Statt glatt polierter Fassade sollten sie bei der Produktionsfirma WBITVP (Warner Bros. International Television Production), die das Format für RTL umsetzt, und dem Sender selbst dringend darüber nachdenken, auf Echtheit und Authentizität zu setzen. Die TV-Kameras werden immer bleiben, klar. Doch ausgerechnet „Bauer sucht Frau” - auch aus der RTL-Schmiede stammend - hat gezeigt, wie aus einer leicht peinlich-voyeuristischen Sendung, die sich über Leute lustig macht, eine liebevolle Dating-Show werden kann, die Lacher und Liebe verbindet. Das zeigen nicht nur die über 30 geschlossenen Ehen und mehr als 20 Kinder. Es liegt auch an den freimütigen, bodenständigen Bauern als Charaktere im Mittelpunkt.
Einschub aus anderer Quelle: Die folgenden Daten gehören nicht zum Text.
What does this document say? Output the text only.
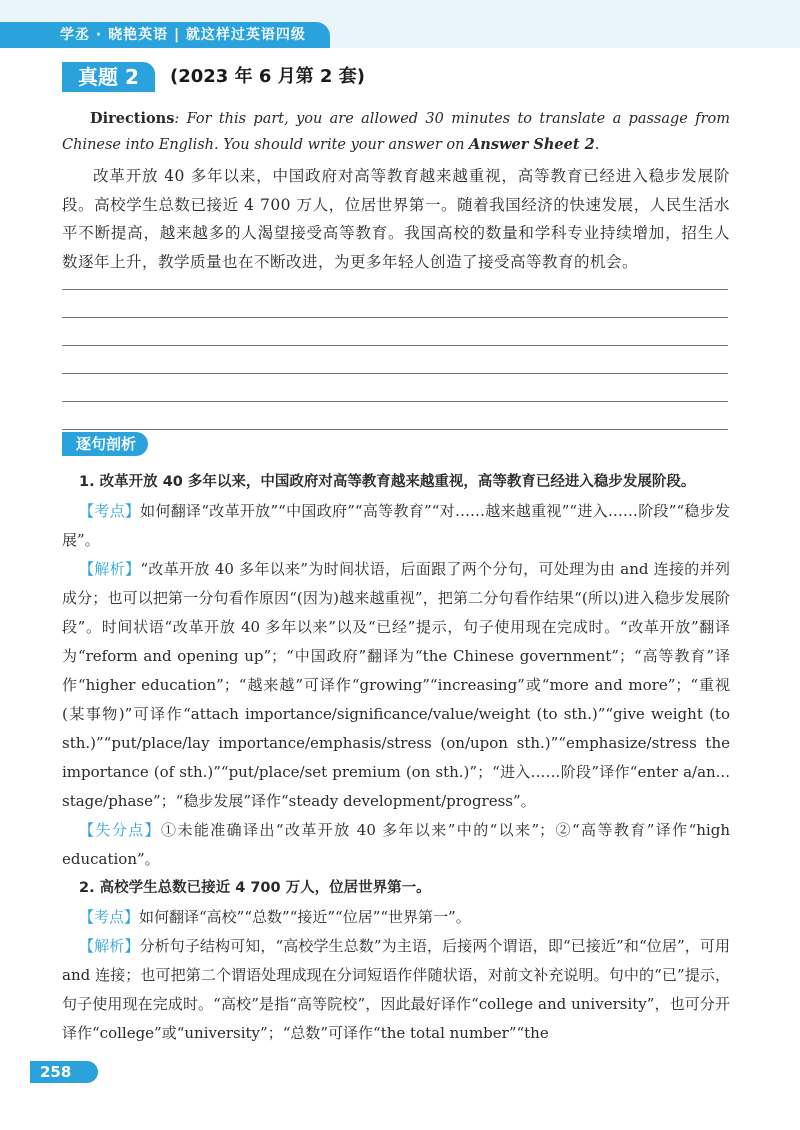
学丞 · 晓艳英语 | 就这样过英语四级
真题 2 (2023 年 6 月第 2 套)
Directions: For this part, you are allowed 30 minutes to translate a passage from Chinese into English. You should write your answer on Answer Sheet 2.
改革开放 40 多年以来，中国政府对高等教育越来越重视，高等教育已经进入稳步发展阶段。高校学生总数已接近 4 700 万人，位居世界第一。随着我国经济的快速发展，人民生活水平不断提高，越来越多的人渴望接受高等教育。我国高校的数量和学科专业持续增加，招生人数逐年上升，教学质量也在不断改进，为更多年轻人创造了接受高等教育的机会。
逐句剖析

1. 改革开放 40 多年以来，中国政府对高等教育越来越重视，高等教育已经进入稳步发展阶段。

【考点】如何翻译“改革开放”“中国政府”“高等教育”“对……越来越重视”“进入……阶段”“稳步发展”。

【解析】“改革开放 40 多年以来”为时间状语，后面跟了两个分句，可处理为由 and 连接的并列成分；也可以把第一分句看作原因“(因为)越来越重视”，把第二分句看作结果“(所以)进入稳步发展阶段”。时间状语“改革开放 40 多年以来”以及“已经”提示，句子使用现在完成时。“改革开放”翻译为“reform and opening up”；“中国政府”翻译为“the Chinese government”；“高等教育”译作“higher education”；“越来越”可译作“growing”“increasing”或“more and more”；“重视(某事物)”可译作“attach importance/significance/value/weight (to sth.)”“give weight (to sth.)”“put/place/lay importance/emphasis/stress (on/upon sth.)”“emphasize/stress the importance (of sth.)”“put/place/set premium (on sth.)”；“进入……阶段”译作“enter a/an... stage/phase”；“稳步发展”译作“steady development/progress”。

【失分点】①未能准确译出“改革开放 40 多年以来”中的“以来”；②“高等教育”译作“high education”。

2. 高校学生总数已接近 4 700 万人，位居世界第一。

【考点】如何翻译“高校”“总数”“接近”“位居”“世界第一”。

【解析】分析句子结构可知，“高校学生总数”为主语，后接两个谓语，即“已接近”和“位居”，可用 and 连接；也可把第二个谓语处理成现在分词短语作伴随状语，对前文补充说明。句中的“已”提示，句子使用现在完成时。“高校”是指“高等院校”，因此最好译作“college and university”，也可分开译作“college”或“university”；“总数”可译作“the total number”“the

258
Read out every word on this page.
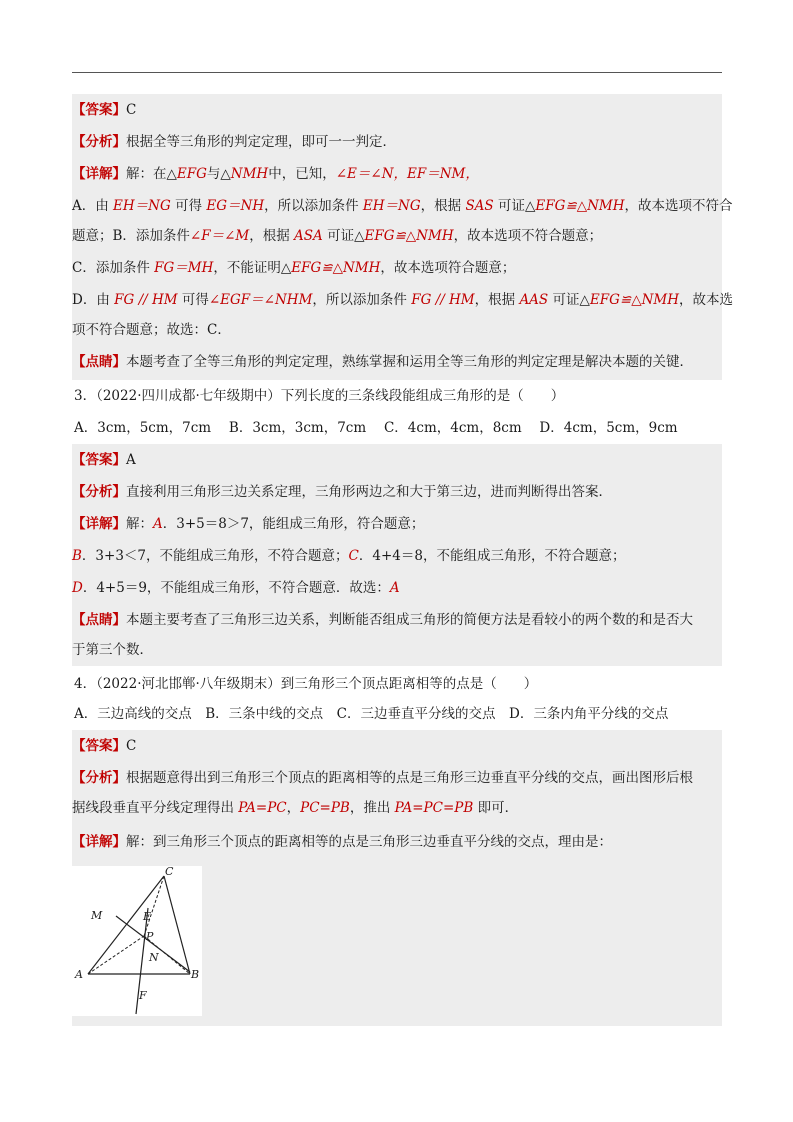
【答案】C
【分析】根据全等三角形的判定定理，即可一一判定．
【详解】解：在△EFG与△NMH中，已知，∠E＝∠N，EF＝NM，
A．由 EH＝NG 可得 EG＝NH，所以添加条件 EH＝NG，根据 SAS 可证△EFG≌△NMH，故本选项不符合
题意；B．添加条件∠F＝∠M，根据 ASA 可证△EFG≌△NMH，故本选项不符合题意；
C．添加条件 FG＝MH，不能证明△EFG≌△NMH，故本选项符合题意；
D．由 FG // HM 可得∠EGF＝∠NHM，所以添加条件 FG // HM，根据 AAS 可证△EFG≌△NMH，故本选
项不符合题意；故选：C．
【点睛】本题考查了全等三角形的判定定理，熟练掌握和运用全等三角形的判定定理是解决本题的关键．
3．（2022·四川成都·七年级期中）下列长度的三条线段能组成三角形的是（　　）
A．3cm，5cm，7cm　 B．3cm，3cm，7cm　 C．4cm，4cm，8cm　 D．4cm，5cm，9cm
【答案】A
【分析】直接利用三角形三边关系定理，三角形两边之和大于第三边，进而判断得出答案．
【详解】解：A．3+5＝8＞7，能组成三角形，符合题意；
B．3+3＜7，不能组成三角形，不符合题意；C．4+4＝8，不能组成三角形，不符合题意；
D．4+5＝9，不能组成三角形，不符合题意．故选：A
【点睛】本题主要考查了三角形三边关系，判断能否组成三角形的简便方法是看较小的两个数的和是否大
于第三个数．
4．（2022·河北邯郸·八年级期末）到三角形三个顶点距离相等的点是（　　）
A．三边高线的交点　B．三条中线的交点　C．三边垂直平分线的交点　D．三条内角平分线的交点
【答案】C
【分析】根据题意得出到三角形三个顶点的距离相等的点是三角形三边垂直平分线的交点，画出图形后根
据线段垂直平分线定理得出 PA=PC，PC=PB，推出 PA=PC=PB 即可．
【详解】解：到三角形三个顶点的距离相等的点是三角形三边垂直平分线的交点，理由是：
C
M	E
P
N
A	B
F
Der Bachelor trägt nicht die alleinige Verantwortung für das TV-Desaster
Die Schuld für die Format-Schwäche trifft nicht nur den Bachelor, es liegt definitiv auch an der Produktionsweise. Den Machern mag man zurufen: Setzt doch auch mal auf einfache Gespräche, auf womöglich Banal-Alltägliches im Schnitt statt dauerhaft auf die ganz große Nummer! Zuschauer:innen lieben das Schlüsselloch, durch das sie die Kandidat:innen kennenlernen und sich wirklich mit ihnen identifizieren können. Zumal die Spannung flöten geht, wenn in ellenlangen Teasern zu Beginn jeder Folge schon massenhaft Bilder und Handlungen verraten werden, seien sie auch noch so verrätselt und potpourrihaft aneinandergeschnitten.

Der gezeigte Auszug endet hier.